Too late! The moment you allowed UB to slip undetected into your program, you were at its mercy.bob wrote:wgarvin wrote: Since it is allegedly a C program, that means it is written using C syntax and its semantics are specified in the C language standard. And if that program invokes undefined behavior, the C language does not assign to it any semantics at all. Its not even guaranteed to execute the other parts correctly up to the undefined behavior; the entire execution is undefined.
And that is a bogus concept. Here's why.
[--some stuff snipped--]
Inconsistent. Even if someone knows the above possibilities, they might overlook the trickiness of the compiler and allow it to discern the value of i and wreck the code.
That is that part I disagree with. Since everyone constantly adds and such with signed integers, it is always possible that some of those adds will overflow. Yet the compiler just does the right thing. While if you happen to use a constant, it can wreck the code completely.
If you like that behavior, fine. I simply do not. As an old-school compiler person, that is NOT what we would want to produce from a compiler.
C is certainly useful, but this kind of nonsense is making it less useful. Because the compiler guys are taking great liberties with the term "undefined behavior". They catch some of it, ignore some of it, and completely break some of it. Consistency would be nice.

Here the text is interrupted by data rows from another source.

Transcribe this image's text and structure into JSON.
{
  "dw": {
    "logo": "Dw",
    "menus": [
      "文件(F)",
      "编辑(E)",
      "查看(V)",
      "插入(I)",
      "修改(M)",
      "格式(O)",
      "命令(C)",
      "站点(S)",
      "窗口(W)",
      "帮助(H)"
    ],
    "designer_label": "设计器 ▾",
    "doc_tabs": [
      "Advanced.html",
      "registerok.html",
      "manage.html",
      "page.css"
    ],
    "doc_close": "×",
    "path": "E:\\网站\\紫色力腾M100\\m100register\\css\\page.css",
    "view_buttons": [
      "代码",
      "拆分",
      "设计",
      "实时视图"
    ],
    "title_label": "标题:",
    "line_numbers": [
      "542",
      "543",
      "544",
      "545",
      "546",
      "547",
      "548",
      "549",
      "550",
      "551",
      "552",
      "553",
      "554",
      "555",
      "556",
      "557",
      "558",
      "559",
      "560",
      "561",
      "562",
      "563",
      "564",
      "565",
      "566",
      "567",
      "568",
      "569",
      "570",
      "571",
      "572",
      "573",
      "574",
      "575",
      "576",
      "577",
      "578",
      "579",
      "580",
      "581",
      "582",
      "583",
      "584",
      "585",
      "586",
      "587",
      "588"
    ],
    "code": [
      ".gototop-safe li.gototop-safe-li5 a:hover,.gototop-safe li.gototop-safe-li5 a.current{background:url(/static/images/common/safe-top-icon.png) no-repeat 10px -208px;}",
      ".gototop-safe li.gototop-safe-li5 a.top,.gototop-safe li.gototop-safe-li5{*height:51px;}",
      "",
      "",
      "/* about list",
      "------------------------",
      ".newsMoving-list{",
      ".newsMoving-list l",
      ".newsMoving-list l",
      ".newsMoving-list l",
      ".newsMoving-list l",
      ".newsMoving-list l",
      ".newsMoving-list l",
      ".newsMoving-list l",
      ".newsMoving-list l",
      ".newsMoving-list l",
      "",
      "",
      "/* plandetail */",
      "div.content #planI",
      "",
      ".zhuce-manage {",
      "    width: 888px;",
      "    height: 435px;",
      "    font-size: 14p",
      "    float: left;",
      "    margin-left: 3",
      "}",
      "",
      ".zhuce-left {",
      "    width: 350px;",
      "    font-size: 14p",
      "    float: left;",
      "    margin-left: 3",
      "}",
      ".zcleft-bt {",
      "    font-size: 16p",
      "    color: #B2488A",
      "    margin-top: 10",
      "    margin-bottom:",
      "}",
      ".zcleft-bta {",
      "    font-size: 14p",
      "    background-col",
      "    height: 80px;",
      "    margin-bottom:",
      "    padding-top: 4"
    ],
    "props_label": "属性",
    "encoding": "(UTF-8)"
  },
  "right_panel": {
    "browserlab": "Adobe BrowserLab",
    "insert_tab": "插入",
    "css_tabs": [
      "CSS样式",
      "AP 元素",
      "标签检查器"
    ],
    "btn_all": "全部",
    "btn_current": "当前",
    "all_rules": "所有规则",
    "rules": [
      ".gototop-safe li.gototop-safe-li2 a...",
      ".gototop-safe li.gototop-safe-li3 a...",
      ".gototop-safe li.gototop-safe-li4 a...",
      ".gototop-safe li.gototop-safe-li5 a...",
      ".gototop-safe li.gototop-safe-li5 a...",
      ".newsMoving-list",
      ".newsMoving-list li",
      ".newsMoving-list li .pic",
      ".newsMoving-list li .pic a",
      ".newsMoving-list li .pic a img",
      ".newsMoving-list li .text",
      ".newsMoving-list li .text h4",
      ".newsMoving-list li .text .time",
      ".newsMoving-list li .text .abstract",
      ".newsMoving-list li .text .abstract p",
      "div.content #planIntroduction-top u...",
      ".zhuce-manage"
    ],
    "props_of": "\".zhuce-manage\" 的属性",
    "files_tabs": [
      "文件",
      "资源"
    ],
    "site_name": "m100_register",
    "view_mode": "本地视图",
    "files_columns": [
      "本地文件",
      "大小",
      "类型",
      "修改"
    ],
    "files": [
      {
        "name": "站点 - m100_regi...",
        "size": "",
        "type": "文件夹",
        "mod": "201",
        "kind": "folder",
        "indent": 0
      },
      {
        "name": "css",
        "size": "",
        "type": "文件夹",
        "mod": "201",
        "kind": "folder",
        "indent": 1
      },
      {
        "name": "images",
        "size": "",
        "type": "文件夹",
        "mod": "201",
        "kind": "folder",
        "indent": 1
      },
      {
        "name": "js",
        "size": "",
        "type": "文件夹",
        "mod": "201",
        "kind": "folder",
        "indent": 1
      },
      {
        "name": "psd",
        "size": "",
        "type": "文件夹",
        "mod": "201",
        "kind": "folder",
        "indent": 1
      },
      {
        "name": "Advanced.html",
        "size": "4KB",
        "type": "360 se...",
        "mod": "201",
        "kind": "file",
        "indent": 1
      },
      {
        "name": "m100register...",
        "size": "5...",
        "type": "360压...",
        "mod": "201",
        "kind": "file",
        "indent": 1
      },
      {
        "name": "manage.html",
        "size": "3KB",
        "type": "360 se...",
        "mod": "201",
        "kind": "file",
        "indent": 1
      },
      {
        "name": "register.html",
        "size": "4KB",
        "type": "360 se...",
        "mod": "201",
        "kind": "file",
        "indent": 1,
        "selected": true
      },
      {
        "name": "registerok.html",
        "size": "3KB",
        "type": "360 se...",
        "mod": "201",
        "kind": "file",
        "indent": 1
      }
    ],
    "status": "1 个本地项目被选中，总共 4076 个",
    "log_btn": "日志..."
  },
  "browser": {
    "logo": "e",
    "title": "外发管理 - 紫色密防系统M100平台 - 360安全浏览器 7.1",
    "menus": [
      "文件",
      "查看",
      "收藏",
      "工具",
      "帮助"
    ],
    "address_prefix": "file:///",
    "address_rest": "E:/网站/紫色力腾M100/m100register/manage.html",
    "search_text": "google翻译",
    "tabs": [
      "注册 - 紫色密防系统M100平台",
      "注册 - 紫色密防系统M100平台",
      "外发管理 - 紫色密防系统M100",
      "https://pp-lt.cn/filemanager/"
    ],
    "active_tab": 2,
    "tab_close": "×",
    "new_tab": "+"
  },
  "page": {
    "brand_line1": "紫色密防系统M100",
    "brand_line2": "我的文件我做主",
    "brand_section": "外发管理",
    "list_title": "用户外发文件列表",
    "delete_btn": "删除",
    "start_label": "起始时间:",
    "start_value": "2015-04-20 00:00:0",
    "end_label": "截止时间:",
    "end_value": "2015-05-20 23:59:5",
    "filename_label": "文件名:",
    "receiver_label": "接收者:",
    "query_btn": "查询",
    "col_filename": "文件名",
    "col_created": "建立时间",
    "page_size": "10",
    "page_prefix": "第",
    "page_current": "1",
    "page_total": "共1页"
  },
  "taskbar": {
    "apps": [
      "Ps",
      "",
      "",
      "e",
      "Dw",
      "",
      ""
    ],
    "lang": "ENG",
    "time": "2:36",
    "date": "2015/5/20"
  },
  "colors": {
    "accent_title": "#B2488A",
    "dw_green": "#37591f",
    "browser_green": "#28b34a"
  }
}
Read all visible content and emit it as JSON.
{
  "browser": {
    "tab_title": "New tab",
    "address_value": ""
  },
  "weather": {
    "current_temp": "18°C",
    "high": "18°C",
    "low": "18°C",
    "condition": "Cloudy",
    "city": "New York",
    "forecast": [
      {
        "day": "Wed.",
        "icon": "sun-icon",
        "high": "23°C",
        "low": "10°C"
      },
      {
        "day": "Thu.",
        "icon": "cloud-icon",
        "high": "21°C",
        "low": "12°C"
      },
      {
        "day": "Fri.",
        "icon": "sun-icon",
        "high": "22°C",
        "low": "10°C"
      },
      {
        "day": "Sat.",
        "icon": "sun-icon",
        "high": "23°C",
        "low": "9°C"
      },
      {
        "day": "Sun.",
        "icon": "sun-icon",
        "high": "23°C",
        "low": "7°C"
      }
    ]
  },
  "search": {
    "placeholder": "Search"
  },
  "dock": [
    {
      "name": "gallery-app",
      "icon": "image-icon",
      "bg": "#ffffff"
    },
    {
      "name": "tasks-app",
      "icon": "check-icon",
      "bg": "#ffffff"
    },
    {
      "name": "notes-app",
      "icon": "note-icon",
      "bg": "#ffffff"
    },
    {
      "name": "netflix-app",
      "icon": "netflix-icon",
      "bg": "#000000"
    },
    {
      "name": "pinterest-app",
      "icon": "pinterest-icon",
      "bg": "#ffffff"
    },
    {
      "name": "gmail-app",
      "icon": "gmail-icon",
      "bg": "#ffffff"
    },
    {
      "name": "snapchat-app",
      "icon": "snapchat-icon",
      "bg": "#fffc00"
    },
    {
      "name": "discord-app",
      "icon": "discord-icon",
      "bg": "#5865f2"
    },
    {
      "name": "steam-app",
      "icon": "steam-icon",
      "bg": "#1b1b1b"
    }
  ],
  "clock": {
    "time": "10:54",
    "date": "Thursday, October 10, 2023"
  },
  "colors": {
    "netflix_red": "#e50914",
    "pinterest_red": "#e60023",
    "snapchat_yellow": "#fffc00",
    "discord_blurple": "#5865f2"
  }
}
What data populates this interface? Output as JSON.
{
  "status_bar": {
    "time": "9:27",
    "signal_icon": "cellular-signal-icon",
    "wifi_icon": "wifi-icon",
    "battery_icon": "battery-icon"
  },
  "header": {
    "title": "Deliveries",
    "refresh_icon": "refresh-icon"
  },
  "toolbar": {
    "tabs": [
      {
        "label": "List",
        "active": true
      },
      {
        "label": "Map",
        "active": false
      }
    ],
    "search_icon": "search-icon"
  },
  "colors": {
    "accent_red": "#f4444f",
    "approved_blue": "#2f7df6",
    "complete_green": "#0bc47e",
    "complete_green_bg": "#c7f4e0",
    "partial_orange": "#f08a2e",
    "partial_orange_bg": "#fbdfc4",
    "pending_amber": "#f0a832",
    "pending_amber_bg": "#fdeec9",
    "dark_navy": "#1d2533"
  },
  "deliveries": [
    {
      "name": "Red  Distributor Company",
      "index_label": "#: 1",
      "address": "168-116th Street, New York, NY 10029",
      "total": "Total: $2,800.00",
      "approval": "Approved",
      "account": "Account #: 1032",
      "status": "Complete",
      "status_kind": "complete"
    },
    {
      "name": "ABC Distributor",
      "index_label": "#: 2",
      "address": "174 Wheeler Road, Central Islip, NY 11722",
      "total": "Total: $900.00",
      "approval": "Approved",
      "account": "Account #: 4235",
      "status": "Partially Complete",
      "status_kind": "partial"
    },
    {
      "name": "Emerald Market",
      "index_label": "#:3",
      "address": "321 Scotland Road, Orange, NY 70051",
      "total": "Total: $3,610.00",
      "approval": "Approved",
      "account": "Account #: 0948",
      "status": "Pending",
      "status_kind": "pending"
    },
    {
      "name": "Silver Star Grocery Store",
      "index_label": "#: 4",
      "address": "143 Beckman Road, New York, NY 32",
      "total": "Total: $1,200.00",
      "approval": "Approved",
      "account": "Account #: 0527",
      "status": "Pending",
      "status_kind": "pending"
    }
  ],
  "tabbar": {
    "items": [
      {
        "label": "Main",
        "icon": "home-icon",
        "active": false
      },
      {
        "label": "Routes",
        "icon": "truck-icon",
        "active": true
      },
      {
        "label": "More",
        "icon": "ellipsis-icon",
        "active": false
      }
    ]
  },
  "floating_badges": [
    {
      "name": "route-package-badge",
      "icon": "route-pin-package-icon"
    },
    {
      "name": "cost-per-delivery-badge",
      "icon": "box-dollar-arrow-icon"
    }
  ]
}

I know you aren't happy that the standard completely punts as soon as any UB is introduced into the execution, and thus its a crappy standard etc., but that's the language we've got. And large and useful applications are still written in it, and most of them work fine despite these annoying shortcomings of the language standard.
Sure, it could probably be improved, but even with 191+ flavors of undefined behavior in it, C is still one of the most useful programming languages around.
I don't want to get into a game of wits with the compiler...
But yeah, if you don't want to get into a "game of wits" with the compiler, then there's only one main thing you need to do, which is to be aware of the common types of UB and avoid them like the plague. Then you will have a legal C program with the semantics guaranteed by the standard, and everything will be fine. Crafty probably is such a program today, or nearly so.